手に入れたばかりの餅を眺めていると、正月まで取っておくという理性があっさりと
崩れ去った。 空腹という本能には抗えない。 私はおもむろに、戸棚の奥に隠しておいた
カップ麺を取り出した。
これから行うのは、貧乏四畳半における最大級の贅沢、餅のトッピングである。
お湯を沸かしている間に、貴重な餅をひとつ手に取る。
そのまま入れるには少しばかり時間がかかるから、あらかじめ別の器で
柔らかくしておくのが私の流儀だ。

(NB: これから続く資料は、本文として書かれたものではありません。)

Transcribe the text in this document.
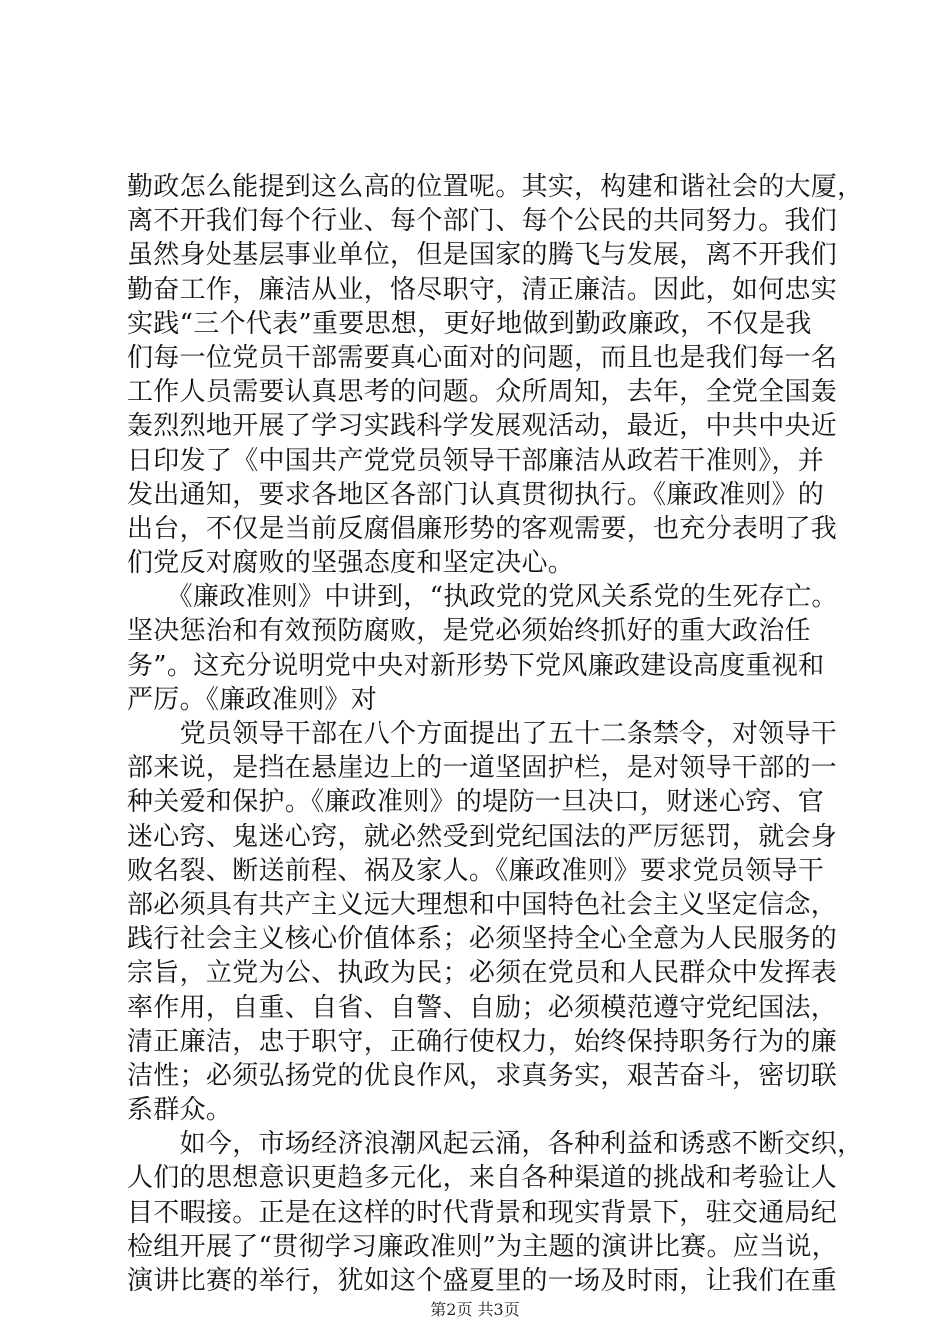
勤政怎么能提到这么高的位置呢。其实，构建和谐社会的大厦，
离不开我们每个行业、每个部门、每个公民的共同努力。我们
虽然身处基层事业单位，但是国家的腾飞与发展，离不开我们
勤奋工作，廉洁从业，恪尽职守，清正廉洁。因此，如何忠实
实践“三个代表”重要思想，更好地做到勤政廉政，不仅是我
们每一位党员干部需要真心面对的问题，而且也是我们每一名
工作人员需要认真思考的问题。众所周知，去年，全党全国轰
轰烈烈地开展了学习实践科学发展观活动，最近，中共中央近
日印发了《中国共产党党员领导干部廉洁从政若干准则》，并
发出通知，要求各地区各部门认真贯彻执行。《廉政准则》的
出台，不仅是当前反腐倡廉形势的客观需要，也充分表明了我
们党反对腐败的坚强态度和坚定决心。
　　《廉政准则》中讲到，“执政党的党风关系党的生死存亡。
坚决惩治和有效预防腐败，是党必须始终抓好的重大政治任
务”。这充分说明党中央对新形势下党风廉政建设高度重视和
严厉。《廉政准则》对
　　党员领导干部在八个方面提出了五十二条禁令，对领导干
部来说，是挡在悬崖边上的一道坚固护栏，是对领导干部的一
种关爱和保护。《廉政准则》的堤防一旦决口，财迷心窍、官
迷心窍、鬼迷心窍，就必然受到党纪国法的严厉惩罚，就会身
败名裂、断送前程、祸及家人。《廉政准则》要求党员领导干
部必须具有共产主义远大理想和中国特色社会主义坚定信念，
践行社会主义核心价值体系；必须坚持全心全意为人民服务的
宗旨，立党为公、执政为民；必须在党员和人民群众中发挥表
率作用，自重、自省、自警、自励；必须模范遵守党纪国法，
清正廉洁，忠于职守，正确行使权力，始终保持职务行为的廉
洁性；必须弘扬党的优良作风，求真务实，艰苦奋斗，密切联
系群众。
　　如今，市场经济浪潮风起云涌，各种利益和诱惑不断交织，
人们的思想意识更趋多元化，来自各种渠道的挑战和考验让人
目不暇接。正是在这样的时代背景和现实背景下，驻交通局纪
检组开展了“贯彻学习廉政准则”为主题的演讲比赛。应当说，
演讲比赛的举行，犹如这个盛夏里的一场及时雨，让我们在重
第2页 共3页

刻みネギとかまぼこも加える。
数分後、カップ麺の蓋を開けると、ジャンクな醤油の香りが一気に部屋に広がった。
そこに、熱を通した真っ白な餅を静かに沈める。 安価なカップ麺というキャンバスに、
突如として真珠のような輝きを放つ餅が鎮座した。
まさに、令和の食卓における奇跡のコラボレーションだ。
割り箸を割り、スープをたっぷりと吸った餅を持ち上げる。
重力に従ってとろりと伸びるその姿は、芸術作品のように美しい。
一口食べれば、麺のコシと餅の弾力が口の中で踊り、濃厚なスープがそれらをひとつに
まとめ上げる。
「……うまい」
思わず独り言が漏れた。 ただのカップ麺が、餅ひとつ加わるだけでこれほどまでに
重厚な一品に化けるとは。 大枚をはたいて買った甲斐があったというものだ。
外は寒く、懐も相変わらず冷え切っているけれど、胃袋の中には確かな熱が宿っている。
この一杯が、明日を生きる活力になる。
餅入りカップ麺という至高のメニューを堪能しながら、私は四畳半の城で小さく、
けれど深い充足感に浸るのだった。